ECM RECORDS AT 50 | New York, Jazz at Lincoln Center

Rose Hall in Jazz at Lincoln Center became something of a spiritual place on Friday night, as 32 of the world’s top jazz artists came together to pay tribute to 50 years of ECM Records. The brainchild of Manfred Eicher, ECM has put out over 1600 records since its founding in 1969 —including seminal works such as Keith Jarrett’s Köln Concert— with the overwhelming bulk produced by Eicher himself. A Mendeleev of jazz, Eicher assembled an astonishing periodic table of living legends for this two-night marathon tribute.

The night opened with Brazilian pianist Egberto Gismonti, in beanie and ponytail, playing a solo piece that sounded like a six-hander: an impossible number of overlapping rhythms and melodies, interspersed with moments of melancholic beauty. A murderer’s row of solos, duos, trios and quartets followed. The musicians in Joe Lovano’s trio were each in their own world, yet somehow stitching together a new one: like Frankenstein’s monster, slowly gaining control of each part of the body before finding out they’re Usain Bolt.

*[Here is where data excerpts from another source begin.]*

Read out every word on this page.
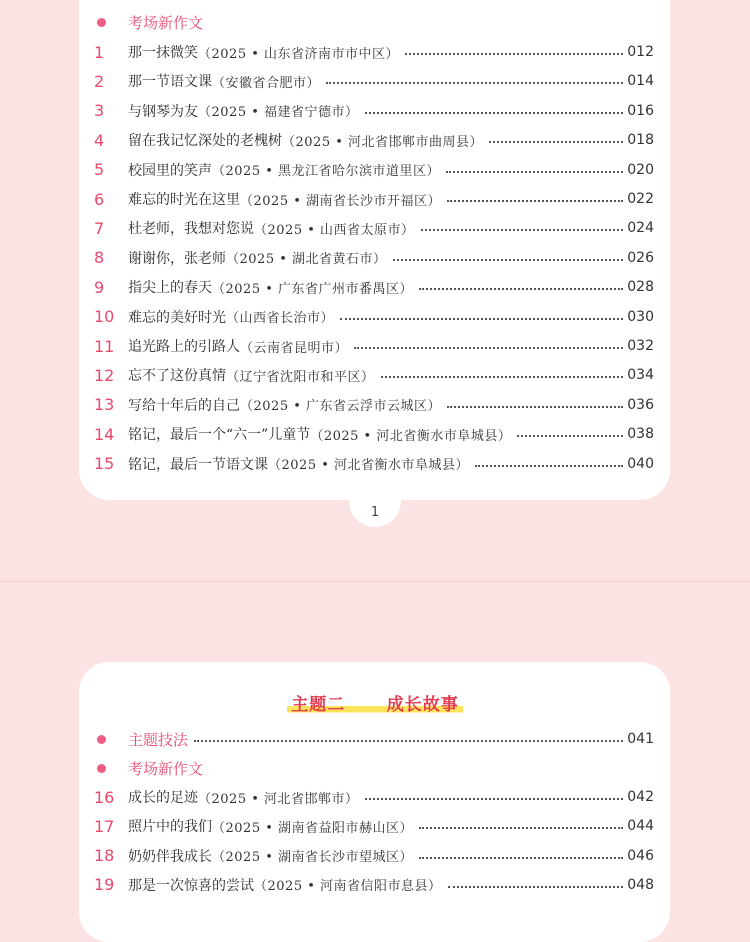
1
主题二 成长故事
考场新作文
1	那一抹微笑 （2025 • 山东省济南市市中区）	012
2	那一节语文课 （安徽省合肥市）	014
3	与钢琴为友 （2025 • 福建省宁德市）	016
4	留在我记忆深处的老槐树 （2025 • 河北省邯郸市曲周县）	018
5	校园里的笑声 （2025 • 黑龙江省哈尔滨市道里区）	020
6	难忘的时光在这里 （2025 • 湖南省长沙市开福区）	022
7	杜老师，我想对您说 （2025 • 山西省太原市）	024
8	谢谢你，张老师 （2025 • 湖北省黄石市）	026
9	指尖上的春天 （2025 • 广东省广州市番禺区）	028
10 难忘的美好时光 （山西省长治市）	030
11 追光路上的引路人 （云南省昆明市）	032
12 忘不了这份真情 （辽宁省沈阳市和平区）	034
13 写给十年后的自己 （2025 • 广东省云浮市云城区）	036
14 铭记，最后一个“六一”儿童节 （2025 • 河北省衡水市阜城县）	038
15 铭记，最后一节语文课 （2025 • 河北省衡水市阜城县）	040
主题技法	041
考场新作文
16 成长的足迹 （2025 • 河北省邯郸市）	042
17 照片中的我们 （2025 • 湖南省益阳市赫山区）	044
18 奶奶伴我成长 （2025 • 湖南省长沙市望城区）	046
19 那是一次惊喜的尝试 （2025 • 河南省信阳市息县）	048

Larry Grenadier managed to summon an orchestra of sounds from his almost purple bass – from an old man on his last legs to a New Wave string quartet. Vijay Iyer and Wadada Leo Smith played what can only be described as a demonic waltz, with Smith sounding like an angry wasp trapped in a bottle (in a good way). The reverb from Avishai Cohen’s trumpet playing directly into the body of a Steinway concert grand made him sound like he was the only musician in the world. But the unexpected highlight of the night was Swiss pianist Nik Bärtsch. His solo piece started out like morse code and steadily built to a waterfall of sound. He used the piano for melody and for percussion, tapping, strumming, massaging the strings in ways I had never seen or heard before – like a hunter using every part of his kill.

The fact that Jack DeJohnette, Ravi Coltrane, Craig Taborn, Bill Frissell or Shai Maestro haven’t even been mentioned should tell you how special this night was. The micro-sets were tied together by a thread of almost religious reverence – at least one piece or passage of a piece from each set sounded like a modern-day hymn. A fitting offering to the shrine of ECM and how it has profoundly shaped jazz as an art form.